By Curt Yeomans
Doris Derby was in the middle of the racially charged atmosphere that defined life in Mississippi during the 1960's, watching it unfold through the lens of her camera.
Derby arrived in Mississippi, in 1963, to teach adult, African Americans how to read, at Tougaloo College, on the northern side of Jackson, Miss. It was a turbulent time in Mississippi as the legacy of Jim Crow came to a head with the budding Civil Rights Movement. Derby worked with a group, called the Student Nonviolent Coordinating Committee, or SNCC.
The year before she arrived in Jackson, riots broke out at the University of Mississippi, in Oxford, when James Meredith became that school's first African-American student. A year after she arrived, three civil rights workers -- who Derby personally knew -- were murdered in Philadelphia, Miss., because of the work they were doing to gain equal rights for African Americans in the state.
"It [Mississippi in the 1960s] was a lot of things," said Derby, who is now the director of Georgia State University's Office of African-American Student Services and Programs. "It was a very rich time in history. You had people involved in the Civil Rights Movement who were committed to making life better for African Americans. It was also very spiritual ...
"And, then it was also a very scary time," she added. "There were a lot of people opposed to what we were doing. You were taking a chance."
Derby, a native of New York, said she stayed in Mississippi for nine years, during which time, she took "thousands" of photographs of work done by civil rights workers to improve the lives of blacks who lived in the state. Nearly 100 of those photographs went on display this week, for a two-month exhibit, at the Morrow-based National Archives at Atlanta.
The exhibit is called "Revisiting the Mississippi Civil Rights Movement through an activist's lens." Derby said she took the photographs for a group called Southern Media, which was trying to document what was going on at the time.
National Archives Program Specialist Mary Evelyn Tomlin said Derby's photography has been put on display at the archives to tie into upcoming events that celebrate African Americans.
"It is scheduled for January and February, because in January, we have Martin Luther King, Jr. Day," Tomlin said. "And, then February is Black History Month, and every year we do a black family history symposium to celebrate Black History Month. It is actually one of our most popular events of the year."

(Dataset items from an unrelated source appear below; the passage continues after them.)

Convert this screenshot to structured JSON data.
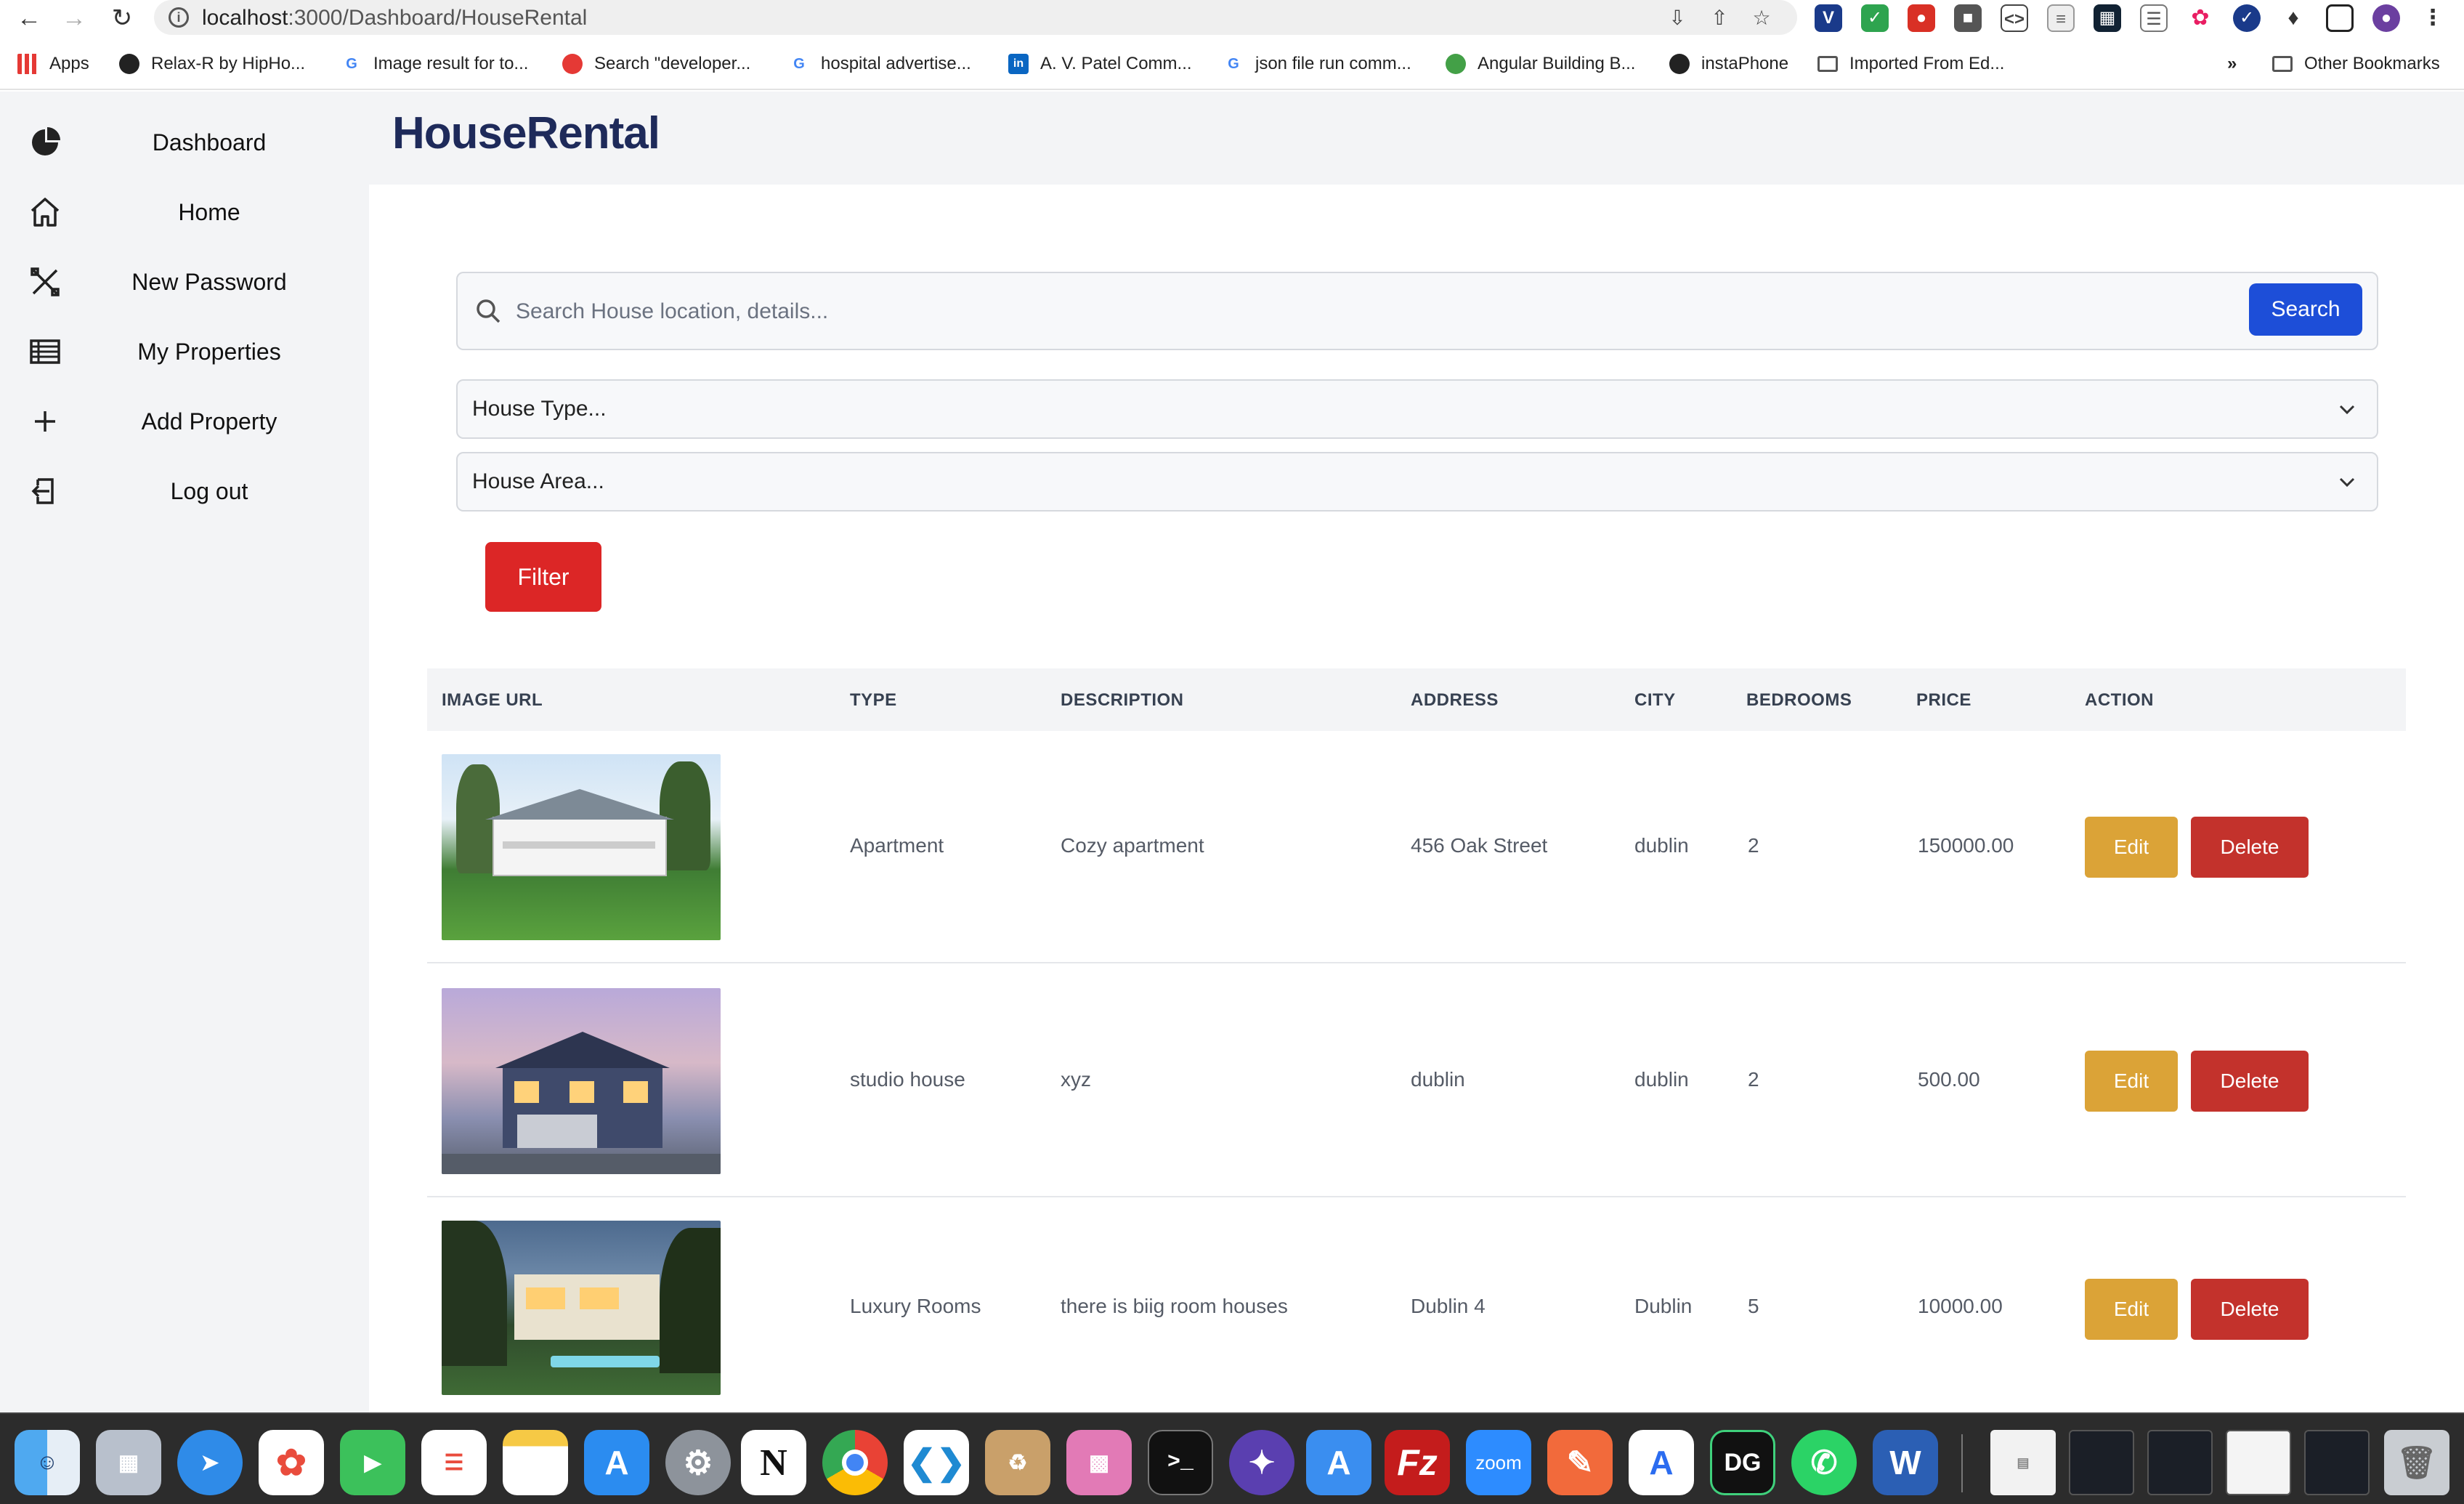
{
  "browser": {
    "url_host": "localhost",
    "url_path": ":3000/Dashboard/HouseRental",
    "bookmarks": [
      {
        "label": "Apps",
        "icon": "apps-grid-icon",
        "color": "#4285f4"
      },
      {
        "label": "Relax-R  by HipHo...",
        "icon": "site-icon",
        "color": "#222222"
      },
      {
        "label": "Image result for to...",
        "icon": "google-icon",
        "color": "#4285f4"
      },
      {
        "label": "Search \"developer...",
        "icon": "site-icon",
        "color": "#e53935"
      },
      {
        "label": "hospital advertise...",
        "icon": "google-icon",
        "color": "#4285f4"
      },
      {
        "label": "A. V. Patel Comm...",
        "icon": "linkedin-icon",
        "color": "#0a66c2"
      },
      {
        "label": "json file run comm...",
        "icon": "google-icon",
        "color": "#4285f4"
      },
      {
        "label": "Angular Building B...",
        "icon": "site-icon",
        "color": "#43a047"
      },
      {
        "label": "instaPhone",
        "icon": "site-icon",
        "color": "#222222"
      },
      {
        "label": "Imported From Ed...",
        "icon": "folder-icon",
        "color": "#555555"
      }
    ],
    "bookmarks_overflow": "»",
    "other_bookmarks": "Other Bookmarks"
  },
  "sidebar": {
    "items": [
      {
        "label": "Dashboard",
        "icon": "pie-chart-icon"
      },
      {
        "label": "Home",
        "icon": "home-icon"
      },
      {
        "label": "New Password",
        "icon": "tools-icon"
      },
      {
        "label": "My Properties",
        "icon": "table-list-icon"
      },
      {
        "label": "Add Property",
        "icon": "plus-icon"
      },
      {
        "label": "Log out",
        "icon": "logout-icon"
      }
    ]
  },
  "header": {
    "brand": "HouseRental"
  },
  "search": {
    "placeholder": "Search House location, details...",
    "button": "Search"
  },
  "filters": {
    "house_type": "House Type...",
    "house_area": "House Area...",
    "button": "Filter"
  },
  "table": {
    "headers": [
      "IMAGE URL",
      "TYPE",
      "DESCRIPTION",
      "ADDRESS",
      "CITY",
      "BEDROOMS",
      "PRICE",
      "ACTION"
    ],
    "rows": [
      {
        "image": "white-farmhouse-photo",
        "type": "Apartment",
        "description": "Cozy apartment",
        "address": "456 Oak Street",
        "city": "dublin",
        "bedrooms": "2",
        "price": "150000.00",
        "edit": "Edit",
        "delete": "Delete"
      },
      {
        "image": "blue-suburban-house-photo",
        "type": "studio house",
        "description": "xyz",
        "address": "dublin",
        "city": "dublin",
        "bedrooms": "2",
        "price": "500.00",
        "edit": "Edit",
        "delete": "Delete"
      },
      {
        "image": "modern-villa-evening-photo",
        "type": "Luxury Rooms",
        "description": "there is biig room houses",
        "address": "Dublin 4",
        "city": "Dublin",
        "bedrooms": "5",
        "price": "10000.00",
        "edit": "Edit",
        "delete": "Delete"
      }
    ]
  },
  "colors": {
    "brand": "#1e2a5a",
    "search_button": "#1d4ed8",
    "filter_button": "#dc2626",
    "edit_button": "#dba337",
    "delete_button": "#c3322c",
    "sidebar_bg": "#f3f4f6"
  },
  "dock": {
    "apps": [
      "finder",
      "launchpad",
      "safari",
      "photos",
      "facetime",
      "reminders",
      "notes",
      "app-store",
      "system-preferences",
      "notion",
      "chrome",
      "vscode",
      "archive",
      "mirror",
      "terminal",
      "spotlight",
      "xcode-tools",
      "filezilla",
      "zoom",
      "pen-tool",
      "instruments",
      "datagrip",
      "whatsapp",
      "word",
      "document",
      "window-1",
      "window-2",
      "window-3",
      "window-4",
      "trash"
    ],
    "zoom_label": "zoom",
    "datagrip_label": "DG",
    "filezilla_label": "Fz",
    "word_label": "W",
    "notion_label": "N"
  }
}
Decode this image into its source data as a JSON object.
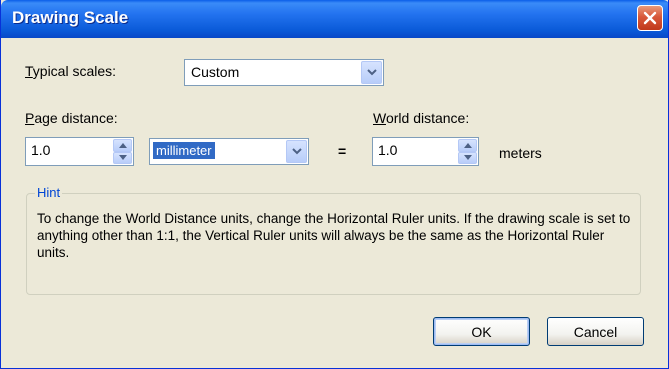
{
  "window": {
    "title": "Drawing Scale"
  },
  "typical_scales": {
    "label": "Typical scales:",
    "value": "Custom"
  },
  "page_distance": {
    "label": "Page distance:",
    "value": "1.0",
    "unit": "millimeter"
  },
  "equals_sign": "=",
  "world_distance": {
    "label": "World distance:",
    "value": "1.0",
    "unit": "meters"
  },
  "hint": {
    "title": "Hint",
    "text": "To change the World Distance units, change the Horizontal Ruler units.  If the drawing scale is set to anything other than 1:1, the Vertical Ruler units will always be the same as the Horizontal Ruler units."
  },
  "buttons": {
    "ok": "OK",
    "cancel": "Cancel"
  },
  "colors": {
    "titlebar": "#0a5ad8",
    "accent": "#316ac5",
    "hint_title": "#0046d5",
    "close": "#d8583a"
  },
  "icons": [
    "close-icon",
    "chevron-down-icon",
    "spin-up-icon",
    "spin-down-icon"
  ]
}
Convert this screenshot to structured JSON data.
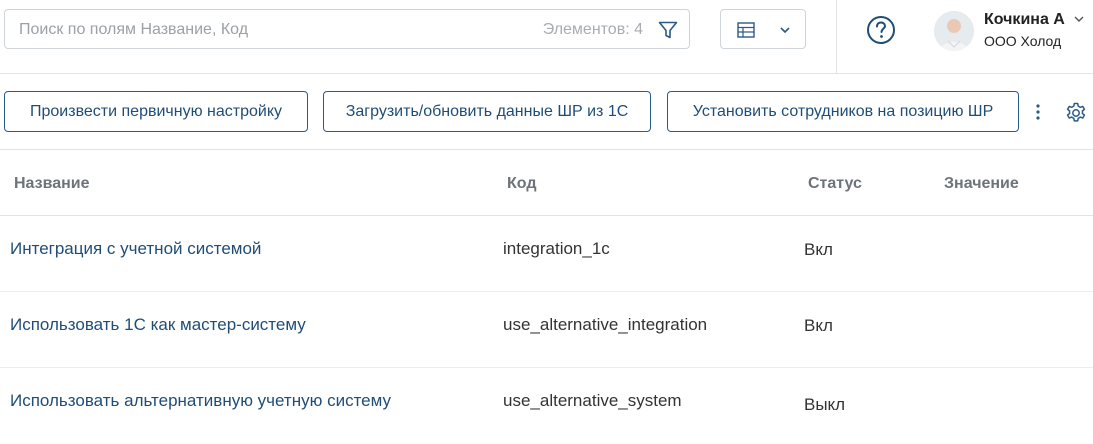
{
  "search": {
    "placeholder": "Поиск по полям Название, Код",
    "value": "",
    "count_label": "Элементов: 4",
    "filter_icon": "filter-icon"
  },
  "view_switcher": {
    "icon": "table-icon",
    "dropdown_icon": "chevron-down-icon"
  },
  "help": {
    "icon": "question-circle-icon"
  },
  "user": {
    "name": "Кочкина А",
    "org": "ООО Холод",
    "avatar": "avatar"
  },
  "toolbar": {
    "buttons": [
      {
        "label": "Произвести первичную настройку"
      },
      {
        "label": "Загрузить/обновить данные ШР из 1С"
      },
      {
        "label": "Установить сотрудников на позицию ШР"
      }
    ],
    "more_icon": "kebab-menu-icon",
    "settings_icon": "gear-icon"
  },
  "table": {
    "headers": {
      "name": "Название",
      "code": "Код",
      "status": "Статус",
      "value": "Значение"
    },
    "rows": [
      {
        "name": "Интеграция с учетной системой",
        "code": "integration_1c",
        "status": "Вкл",
        "value": ""
      },
      {
        "name": "Использовать 1С как мастер-систему",
        "code": "use_alternative_integration",
        "status": "Вкл",
        "value": ""
      },
      {
        "name": "Использовать альтернативную учетную систему",
        "code": "use_alternative_system",
        "status": "Выкл",
        "value": ""
      }
    ]
  },
  "colors": {
    "accent": "#1f4d78",
    "border": "#cfd4d9",
    "header_text": "#6d737a"
  }
}
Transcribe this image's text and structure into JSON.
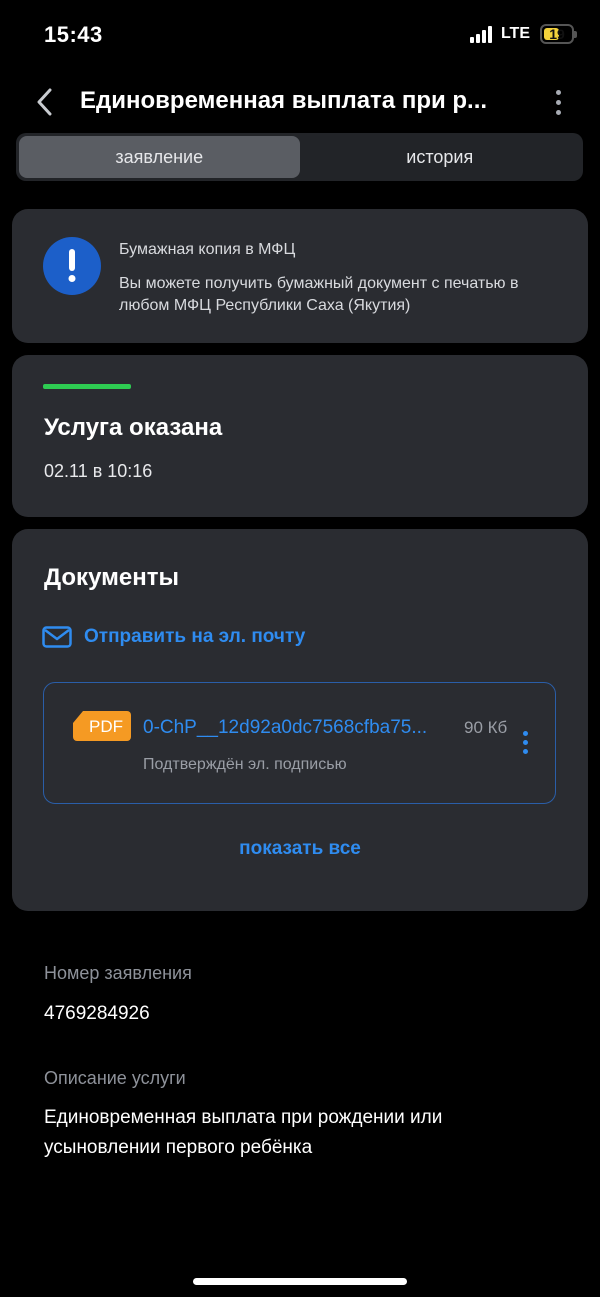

Many of the photographs, taken by Derby, that are on display at the National Archives seemingly show African Americans doing every-day-type activities, such as going to the doctor, or riding a bicycle, or sitting in a classroom. Derby said there is a deeper meaning to the images, however.
She said she was documenting the efforts of civil rights workers with her photographs, as well as the lives of black people in the state.
"They were documenting the conditions people were living in, and the things we were doing to improve the quality of life," she said. "When you were looking at a picture of a doctor treating a patient, you were seeing one of our civil rights initiatives, which was to improve health care. When you saw people in a classroom, that was another one of our initiatives, to improve the quality of education available to these people ...
"It was not just about voting," she explained. "We were working to achieve health care, educational and other types of reforms to make life better for these people."
Sean Gemmel, a student employee at the National Archives, said he noticed, while he was arranging the photographs for the exhibit, that Derby's photography showed a different side to the Civil Rights Movement. He pointed out that rather than focusing on protest marches, led by some of the big names in the movement, Derby put the spotlight on the everyday people in the trenches.
"Hers is much more the grassroots side of it," Gemmel said.
Tomlin said Derby will also be a speaker at two upcoming events at the archives. The photographer is scheduled to participate in a panel discussion on civil rights workers during a free-to-attend Martin Luther King, Jr., celebration the archives is co-sponsoring with Clayton State University, on Jan. 20, from 6:30 p.m., to 8:30 p.m.
She is also scheduled to be a featured speaker at this year's "Black Family History Symposium" at the archives, on Feb. 26, from 9 a.m., to 1 p.m. Preregistration is required for the symposium.